We may compute the gradient of a gradient of a scalar field. If all the partial derivatives exits, we call the entries a Hessian.
Example: Hessian
Hessian of a scalar field \[\nabla^2 \theta =
\sum_{i,j} \frac{\partial^2 \theta}{\partial x_i \partial x_j}
\mathbf{e}_i \otimes \mathbf{e}_j
=
\begin{pmatrix}
\frac{\partial^2 \theta}{\partial x_1 \partial x_1} &
\frac{\partial^2 \theta}{\partial x_1 \partial x_2} & \dots &
\frac{\partial^2 \theta}{\partial x_1 \partial x_d}\\
\frac{\partial^2 \theta}{\partial x_2 \partial x_1} &
\frac{\partial^2 \theta}{\partial x_2 \partial x_2} & \dots &
\frac{\partial^2 \theta}{\partial x_2 \partial x_d}\\
\dots & \dots & \dots & \dots\\
\frac{\partial^2 \theta}{\partial x_d \partial x_1} &
\frac{\partial^2 \theta}{\partial x_d \partial x_2} & \dots &
\frac{\partial^2 \theta}{\partial x_d \partial x_d}\\
\end{pmatrix}_{\{\mathbf{e}_i\}}{\qquad(1.38)}\]
The divergence computes the partial derivative with respect to each spatial direction, sums these values up and represents this information as a lower-order tensor. We denote the divergence operator \(\nabla \cdot (\bullet)\). The resulting tensor is increased by one order as shown in the following examples:
Example: Divergence
Divergence of a vector field \[\nabla \cdot
\mathbf{u} = \sum_i \frac{\partial u_i}{\partial x_i}
=
\frac{\partial u_1}{\partial x_1} + \frac{\partial u_2}{\partial
x_2} + \dots + \frac{\partial u_d}{\partial x_d}{\qquad(1.39)}\]
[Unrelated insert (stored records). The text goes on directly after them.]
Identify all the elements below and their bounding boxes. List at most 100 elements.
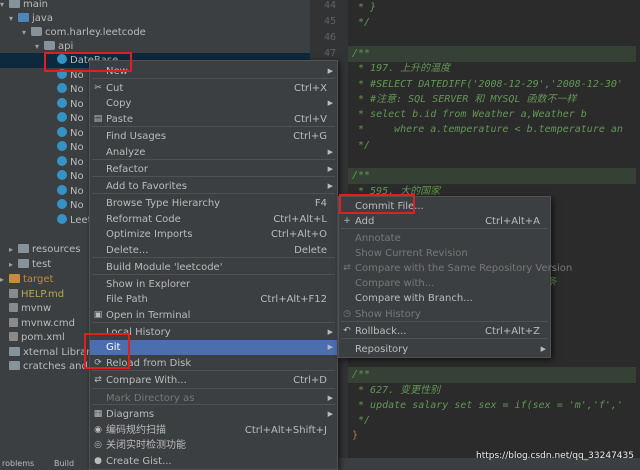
- menu-item-annotate[interactable]: Annotate: [339, 231, 550, 246]
- menu-item-reformat-code[interactable]: Reformat Code Ctrl+Alt+L: [90, 212, 337, 227]
- menu-item-repository[interactable]: Repository ▶: [339, 342, 550, 357]
- menu-item-diagrams[interactable]: ▦ Diagrams ▶: [90, 407, 337, 422]
- menu-separator: [92, 370, 335, 371]
- menu-item-icon: ↶: [343, 326, 351, 336]
- menu-item-label: Reformat Code: [106, 214, 181, 225]
- menu-item-build-module-leetcode[interactable]: Build Module 'leetcode': [90, 260, 337, 275]
- menu-item-label: Paste: [106, 114, 133, 125]
- tree-item[interactable]: mvnw: [0, 301, 51, 316]
- tree-item[interactable]: mvnw.cmd: [0, 316, 75, 331]
- menu-item-analyze[interactable]: Analyze ▶: [90, 145, 337, 160]
- menu-item-icon: ⇄: [343, 263, 351, 273]
- menu-item-rollback[interactable]: ↶ Rollback... Ctrl+Alt+Z: [339, 324, 550, 339]
- menu-item-compare-with-branch[interactable]: Compare with Branch...: [339, 291, 550, 306]
- menu-item-label: Cut: [106, 83, 124, 94]
- tree-item-class[interactable]: No: [0, 155, 84, 170]
- menu-item-delete[interactable]: Delete... Delete: [90, 243, 337, 258]
- class-icon: [57, 214, 67, 224]
- menu-item-label: Repository: [355, 344, 409, 355]
- menu-item-compare-with-the-same-repository-version[interactable]: ⇄ Compare with the Same Repository Versio…: [339, 261, 572, 276]
- submenu-arrow-icon: ▶: [327, 343, 333, 351]
- menu-item-icon: ▦: [93, 409, 103, 419]
- expand-arrow-icon[interactable]: ▾: [22, 25, 31, 40]
- menu-item-paste[interactable]: ▤ Paste Ctrl+V: [90, 112, 337, 127]
- tree-item[interactable]: ▾ java: [0, 11, 53, 26]
- class-icon: [57, 83, 67, 93]
- file-icon: [9, 318, 18, 327]
- problems-tab[interactable]: roblems: [2, 458, 34, 470]
- class-icon: [57, 199, 67, 209]
- menu-item-shortcut: Ctrl+D: [293, 375, 327, 386]
- menu-item-shortcut: F4: [314, 198, 327, 209]
- menu-item-browse-type-hierarchy[interactable]: Browse Type Hierarchy F4: [90, 196, 337, 211]
- tree-item-class[interactable]: No: [0, 169, 84, 184]
- menu-item-open-in-terminal[interactable]: ▣ Open in Terminal: [90, 308, 337, 323]
- menu-item-item-22[interactable]: ◉ 编码规约扫描 Ctrl+Alt+Shift+J: [90, 423, 337, 438]
- tree-item-label: No: [70, 157, 84, 168]
- tree-item-class[interactable]: No: [0, 126, 84, 141]
- submenu-arrow-icon: ▶: [327, 182, 333, 190]
- expand-arrow-icon[interactable]: ▸: [0, 272, 9, 287]
- highlight-box-git: [84, 333, 130, 369]
- menu-item-icon: ✂: [94, 83, 102, 93]
- tree-item-class[interactable]: No: [0, 97, 84, 112]
- menu-item-shortcut: Ctrl+Alt+A: [485, 216, 540, 227]
- tree-item[interactable]: pom.xml: [0, 330, 65, 345]
- menu-separator: [92, 193, 335, 194]
- expand-arrow-icon[interactable]: ▸: [9, 242, 18, 257]
- code-line: /**: [348, 367, 636, 384]
- folder-icon: [18, 259, 29, 268]
- menu-item-shortcut: Ctrl+Alt+O: [271, 229, 327, 240]
- menu-item-file-path[interactable]: File Path Ctrl+Alt+F12: [90, 292, 337, 307]
- menu-item-show-history[interactable]: ◷ Show History: [339, 307, 550, 322]
- expand-arrow-icon[interactable]: ▾: [35, 39, 44, 54]
- folder-icon: [9, 361, 20, 370]
- tree-item[interactable]: HELP.md: [0, 287, 64, 302]
- tree-item-class[interactable]: No: [0, 198, 84, 213]
- build-tab[interactable]: Build: [54, 458, 74, 470]
- tree-item-class[interactable]: No: [0, 184, 84, 199]
- menu-item-icon: +: [343, 216, 351, 226]
- menu-item-optimize-imports[interactable]: Optimize Imports Ctrl+Alt+O: [90, 227, 337, 242]
- tree-item-class[interactable]: No: [0, 111, 84, 126]
- tree-item[interactable]: ▾ com.harley.leetcode: [0, 25, 146, 40]
- tree-item[interactable]: ▸ target: [0, 272, 53, 287]
- tree-item-class[interactable]: Leetco: [0, 213, 103, 228]
- menu-item-shortcut: Ctrl+Alt+Shift+J: [244, 425, 327, 436]
- menu-item-icon: ⇄: [94, 375, 102, 385]
- tree-item-label: mvnw.cmd: [21, 318, 76, 329]
- class-icon: [57, 112, 67, 122]
- menu-item-compare-with[interactable]: Compare with...: [339, 276, 550, 291]
- tree-item[interactable]: ▸ test: [0, 257, 51, 272]
- menu-item-find-usages[interactable]: Find Usages Ctrl+G: [90, 129, 337, 144]
- menu-item-add-to-favorites[interactable]: Add to Favorites ▶: [90, 179, 337, 194]
- tree-item-class[interactable]: No: [0, 82, 84, 97]
- tree-item-class[interactable]: No: [0, 140, 84, 155]
- folder-icon: [18, 244, 29, 253]
- menu-item-compare-with[interactable]: ⇄ Compare With... Ctrl+D: [90, 373, 337, 388]
- menu-item-refactor[interactable]: Refactor ▶: [90, 162, 337, 177]
- menu-item-label: Add to Favorites: [106, 181, 187, 192]
- menu-separator: [92, 388, 335, 389]
- expand-arrow-icon[interactable]: ▾: [9, 11, 18, 26]
- menu-item-cut[interactable]: ✂ Cut Ctrl+X: [90, 81, 337, 96]
- code-line: /**: [348, 168, 636, 185]
- menu-item-add[interactable]: + Add Ctrl+Alt+A: [339, 214, 550, 229]
- expand-arrow-icon[interactable]: ▸: [9, 257, 18, 272]
- code-line: * select b.id from Weather a,Weather b: [352, 109, 587, 121]
- menu-item-label: 编码规约扫描: [106, 425, 166, 436]
- folder-icon: [9, 347, 20, 356]
- menu-item-copy[interactable]: Copy ▶: [90, 96, 337, 111]
- tree-item[interactable]: ▸ resources: [0, 242, 80, 257]
- menu-item-shortcut: Ctrl+X: [293, 83, 327, 94]
- line-number: 47: [323, 48, 336, 59]
- menu-item-item-23[interactable]: ◎ 关闭实时检测功能: [90, 438, 337, 453]
- menu-item-show-current-revision[interactable]: Show Current Revision: [339, 246, 550, 261]
- menu-item-icon: ▤: [93, 114, 103, 124]
- menu-item-label: 关闭实时检测功能: [106, 440, 186, 451]
- menu-item-show-in-explorer[interactable]: Show in Explorer: [90, 277, 337, 292]
- menu-item-label: Rollback...: [355, 326, 407, 337]
- menu-item-create-gist[interactable]: ● Create Gist...: [90, 454, 337, 469]
- git-submenu: Commit File... + Add Ctrl+Alt+A Annotate Show…: [338, 196, 572, 358]
- menu-item-shortcut: Ctrl+V: [293, 114, 327, 125]
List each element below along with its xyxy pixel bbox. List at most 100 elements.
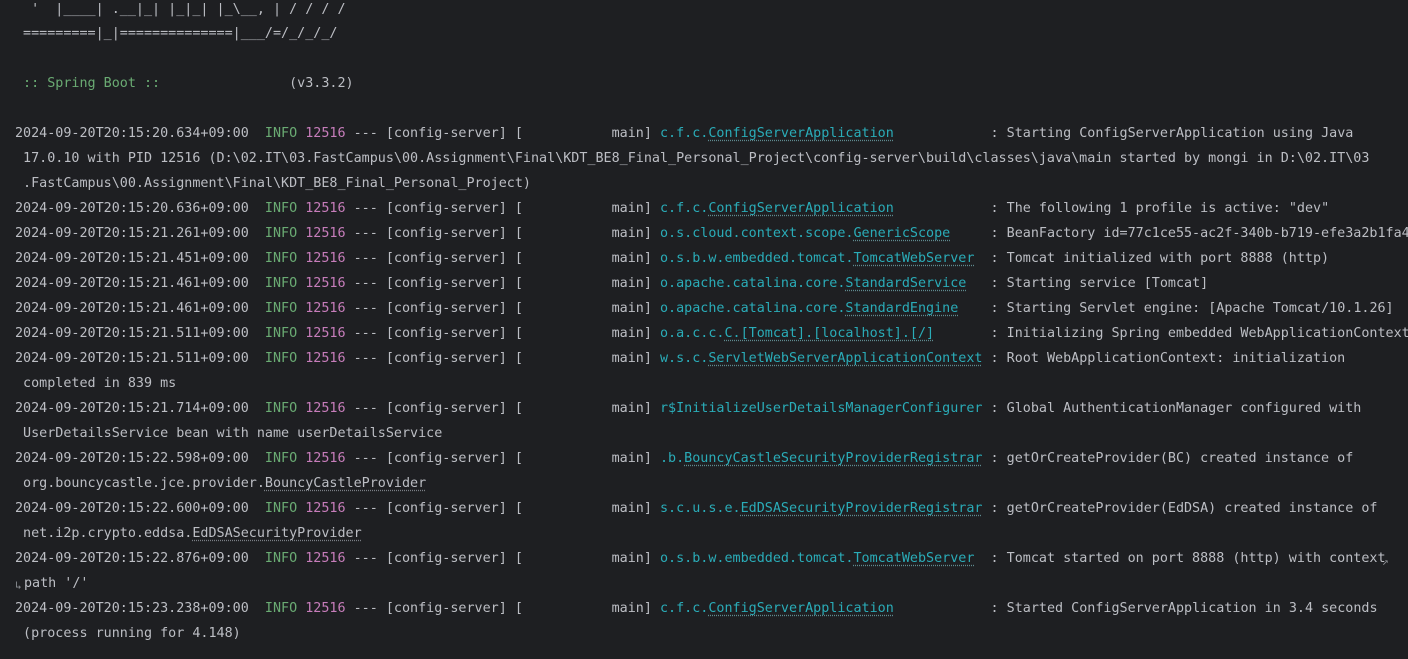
log-logger-class-link[interactable]: GenericScope: [853, 226, 950, 241]
log-logger-class-link[interactable]: ConfigServerApplication: [708, 601, 893, 616]
log-message: : Initializing Spring embedded WebApplic…: [990, 326, 1408, 341]
log-line: 2024-09-20T20:15:21.451+09:00 INFO 12516…: [15, 246, 1329, 271]
log-thread: --- [config-server] [ main]: [345, 251, 660, 266]
log-logger-package: o.s.b.w.embedded.tomcat.: [659, 251, 854, 266]
log-pid: 12516: [305, 501, 346, 516]
log-logger-class-link[interactable]: StandardService: [845, 276, 966, 291]
log-continuation-class-link[interactable]: BouncyCastleProvider: [265, 476, 426, 491]
log-line-continuation: org.bouncycastle.jce.provider.BouncyCast…: [15, 471, 426, 496]
log-thread: --- [config-server] [ main]: [345, 401, 660, 416]
console-output[interactable]: ' |____| .__|_| |_|_| |_\__, | / / / / =…: [0, 0, 1408, 659]
log-padding: [894, 201, 991, 216]
log-thread: --- [config-server] [ main]: [345, 601, 660, 616]
log-continuation-text: (process running for 4.148): [15, 626, 241, 641]
log-logger-class-link[interactable]: BouncyCastleSecurityProviderRegistrar: [684, 451, 982, 466]
log-message: : getOrCreateProvider(EdDSA) created ins…: [990, 501, 1378, 516]
log-continuation-text: path '/': [24, 576, 89, 591]
spring-boot-label: :: Spring Boot ::: [15, 76, 169, 91]
log-thread: --- [config-server] [ main]: [345, 451, 660, 466]
spring-boot-version: (v3.3.2): [168, 76, 354, 91]
log-line-continuation: 17.0.10 with PID 12516 (D:\02.IT\03.Fast…: [15, 146, 1369, 171]
log-padding: [934, 326, 990, 341]
log-level: INFO: [264, 301, 298, 316]
log-logger-class-link[interactable]: EdDSASecurityProviderRegistrar: [741, 501, 983, 516]
log-pid: 12516: [305, 601, 346, 616]
log-logger-class-link[interactable]: StandardEngine: [845, 301, 958, 316]
log-logger-package: c.f.c.: [659, 201, 709, 216]
log-timestamp: 2024-09-20T20:15:20.634+09:00: [15, 126, 249, 141]
log-message: : BeanFactory id=77c1ce55-ac2f-340b-b719…: [990, 226, 1408, 241]
log-logger-package: c.f.c.: [659, 126, 709, 141]
log-message: : Starting Servlet engine: [Apache Tomca…: [990, 301, 1394, 316]
log-message: : Tomcat initialized with port 8888 (htt…: [990, 251, 1330, 266]
log-message: : Started ConfigServerApplication in 3.4…: [990, 601, 1378, 616]
log-timestamp: 2024-09-20T20:15:20.636+09:00: [15, 201, 249, 216]
log-message: : Root WebApplicationContext: initializa…: [990, 351, 1346, 366]
log-line: 2024-09-20T20:15:21.714+09:00 INFO 12516…: [15, 396, 1361, 421]
log-level: INFO: [264, 251, 298, 266]
log-timestamp: 2024-09-20T20:15:21.461+09:00: [15, 301, 249, 316]
log-level: INFO: [264, 351, 298, 366]
log-line-continuation: .FastCampus\00.Assignment\Final\KDT_BE8_…: [15, 171, 531, 196]
log-padding: [974, 251, 990, 266]
log-logger-class-link[interactable]: C.[Tomcat].[localhost].[/]: [724, 326, 934, 341]
log-logger-package: w.s.c.: [659, 351, 709, 366]
log-thread: --- [config-server] [ main]: [345, 326, 660, 341]
log-thread: --- [config-server] [ main]: [345, 501, 660, 516]
log-timestamp: 2024-09-20T20:15:22.598+09:00: [15, 451, 249, 466]
log-line-continuation: net.i2p.crypto.eddsa.EdDSASecurityProvid…: [15, 521, 362, 546]
log-padding: [974, 551, 990, 566]
log-logger-class-link[interactable]: TomcatWebServer: [853, 251, 974, 266]
log-logger-package: o.apache.catalina.core.: [659, 301, 846, 316]
log-line: 2024-09-20T20:15:21.461+09:00 INFO 12516…: [15, 296, 1394, 321]
log-logger-package: o.a.c.c.: [659, 326, 725, 341]
log-timestamp: 2024-09-20T20:15:21.261+09:00: [15, 226, 249, 241]
log-message: : Starting service [Tomcat]: [990, 276, 1209, 291]
log-padding: [894, 126, 991, 141]
log-logger-class-link[interactable]: TomcatWebServer: [853, 551, 974, 566]
log-line: 2024-09-20T20:15:22.876+09:00 INFO 12516…: [15, 546, 1386, 571]
log-line-continuation: ↳ path '/': [15, 571, 89, 596]
log-pid: 12516: [305, 276, 346, 291]
log-logger-package: c.f.c.: [659, 601, 709, 616]
log-continuation-text: 17.0.10 with PID 12516 (D:\02.IT\03.Fast…: [15, 151, 1370, 166]
log-timestamp: 2024-09-20T20:15:21.461+09:00: [15, 276, 249, 291]
log-timestamp: 2024-09-20T20:15:22.876+09:00: [15, 551, 249, 566]
log-pid: 12516: [305, 351, 346, 366]
log-padding: [982, 401, 990, 416]
log-logger-class-link[interactable]: ConfigServerApplication: [708, 126, 893, 141]
log-thread: --- [config-server] [ main]: [345, 351, 660, 366]
log-timestamp: 2024-09-20T20:15:21.714+09:00: [15, 401, 249, 416]
log-line-continuation: (process running for 4.148): [15, 621, 241, 646]
log-pid: 12516: [305, 326, 346, 341]
log-logger-class-link[interactable]: ConfigServerApplication: [708, 201, 893, 216]
log-pid: 12516: [305, 451, 346, 466]
log-pid: 12516: [305, 226, 346, 241]
log-pid: 12516: [305, 201, 346, 216]
log-logger-class-link[interactable]: ServletWebServerApplicationContext: [708, 351, 982, 366]
log-continuation-class-link[interactable]: EdDSASecurityProvider: [192, 526, 361, 541]
log-message: : Global AuthenticationManager configure…: [990, 401, 1362, 416]
log-level: INFO: [264, 501, 298, 516]
log-line: 2024-09-20T20:15:21.511+09:00 INFO 12516…: [15, 321, 1408, 346]
soft-wrap-icon: ↳: [15, 579, 22, 592]
log-thread: --- [config-server] [ main]: [345, 226, 660, 241]
log-thread: --- [config-server] [ main]: [345, 126, 660, 141]
log-level: INFO: [264, 401, 298, 416]
log-logger-package: o.s.b.w.embedded.tomcat.: [659, 551, 854, 566]
log-message: : The following 1 profile is active: "de…: [990, 201, 1330, 216]
log-level: INFO: [264, 326, 298, 341]
log-level: INFO: [264, 276, 298, 291]
log-pid: 12516: [305, 251, 346, 266]
log-line: 2024-09-20T20:15:20.636+09:00 INFO 12516…: [15, 196, 1329, 221]
log-message: : Tomcat started on port 8888 (http) wit…: [990, 551, 1386, 566]
log-line-continuation: UserDetailsService bean with name userDe…: [15, 421, 442, 446]
log-padding: [894, 601, 991, 616]
log-timestamp: 2024-09-20T20:15:21.511+09:00: [15, 326, 249, 341]
log-logger-package: o.s.cloud.context.scope.: [659, 226, 854, 241]
log-level: INFO: [264, 201, 298, 216]
log-line: 2024-09-20T20:15:22.598+09:00 INFO 12516…: [15, 446, 1353, 471]
log-timestamp: 2024-09-20T20:15:21.451+09:00: [15, 251, 249, 266]
log-thread: --- [config-server] [ main]: [345, 201, 660, 216]
log-pid: 12516: [305, 126, 346, 141]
Divergence of a second-order tensor field \[\nabla \cdot \pmb{\sigma} = \sum_{i,j}
\frac{\partial \sigma_{ij}}{\partial x_j} \mathbf{e}_i
=
\begin{pmatrix}
\frac{\partial \sigma_{11}}{\partial x_1} + \frac{\partial
\sigma_{12}}{\partial x_2} + \frac{\partial \sigma_{13}}{\partial x_3}
\\
\frac{\partial \sigma_{21}}{\partial x_1} + \frac{\partial
\sigma_{22}}{\partial x_2} + \frac{\partial \sigma_{23}}{\partial x_3}\\
\frac{\partial \sigma_{31}}{\partial x_1} + \frac{\partial
\sigma_{32}}{\partial x_2} + \frac{\partial \sigma_{33}}{\partial x_3}
\end{pmatrix}_{\{\mathbf{e}_i\}}{\qquad(1.40)}\]
The divergence may be interpreted as the tensor field’s source. If the divergence is positive, this is a source and if it is negative, it will act as a sink.